Post by Mr. Oragahn » Fri Dec 11, 2009 12:52 am

1. Some say CO2 plays a small role in the greenhouse effect.
2. The website I linked to is there because of a question of fairness, but I have already checked several of their pages, debunking supposedly, and I have problem with many of them.
One of interest to me, solar irradiance, because it's a big argument, highlights the problem in the collected data. In It's the Sun, Stupid, the author says:
According to PMOD at the World Radiation Center there has been no increase in solar irradiance since at least 1978 when satellite observations began. This means that for the last thirty years, while the temperature has been rising fastest, the sun has shown no trend.
The page dates from 2006. Needless to say, three years later, with a scientific community that split apart, much more data has been gathered, and interpreted by now.
Notice, that because of the date of the page, the second link is now gone (404).
More to the point, many scientists say that there's actually been a steady increase in the solar irradiance, and that's why some also look at the albedos of other moons and planets, especially Mars. We understand that the average Joe cannot attest of the quality of the methodology here, sicne measuring the albedo as part of the evidence of an increasing solar irradiance requires knowing very well what leads to a greater or lower albedo, and being sure that there's no trick due to properties of a planet we're not exactly in the best position to observe, despite the data we got from that place when the robots went there.
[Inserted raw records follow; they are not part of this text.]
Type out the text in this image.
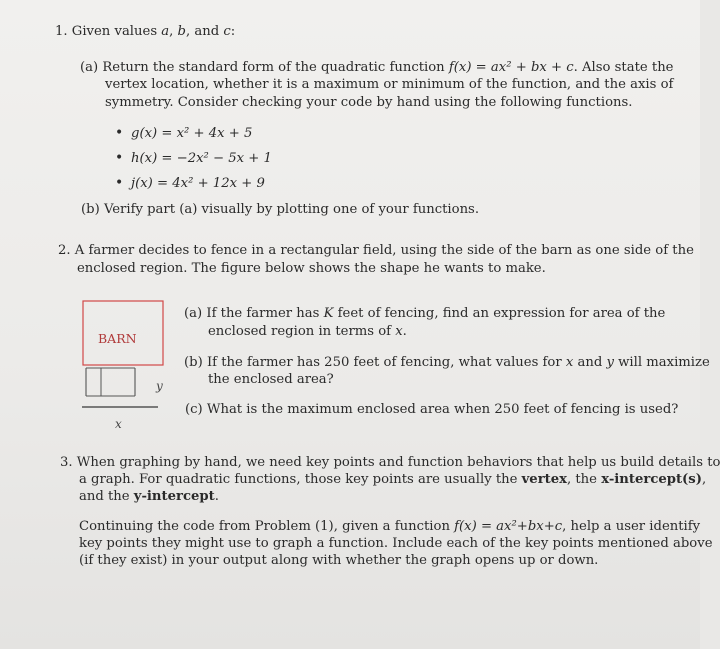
1. Given values a, b, and c:
(a) Return the standard form of the quadratic function f(x) = ax² + bx + c. Also state the
vertex location, whether it is a maximum or minimum of the function, and the axis of
symmetry. Consider checking your code by hand using the following functions.
• g(x) = x² + 4x + 5
• h(x) = −2x² − 5x + 1
• j(x) = 4x² + 12x + 9
(b) Verify part (a) visually by plotting one of your functions.
2. A farmer decides to fence in a rectangular field, using the side of the barn as one side of the
enclosed region. The figure below shows the shape he wants to make.
BARN
y
x
(a) If the farmer has K feet of fencing, find an expression for area of the
enclosed region in terms of x.
(b) If the farmer has 250 feet of fencing, what values for x and y will maximize
the enclosed area?
(c) What is the maximum enclosed area when 250 feet of fencing is used?
3. When graphing by hand, we need key points and function behaviors that help us build details to
a graph. For quadratic functions, those key points are usually the vertex, the x-intercept(s),
and the y-intercept.
Continuing the code from Problem (1), given a function f(x) = ax²+bx+c, help a user identify
key points they might use to graph a function. Include each of the key points mentioned above
(if they exist) in your output along with whether the graph opens up or down.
Later, the same author says:
There has been work done on reconstructing the solar irradiance record over the last century before satellites were available. According to the Max Plank Institute where this work is being done, there has been no increase in solar irradiance since around 1940. This reconstruction does show an increase in the first part of the 20th century that coincides with the warming from around 1900 til the 1940's. This trend in irradiance is not enough to explain it all, but it is responsible for a large portion of that trend in temperature. See this chart of the observed temperature, the modelled temperature and the variations in the major forcings that contributed to 20th century climate.
http://www.mps.mpg.de/images/projekte/s ... limate.gif
The first chart stops at 2000, and implies that while solar irradiance stagnated after the increase up to 1940, atmospheric temperature grew regardless of the non evolving solar irradiance, since the 70s/80s.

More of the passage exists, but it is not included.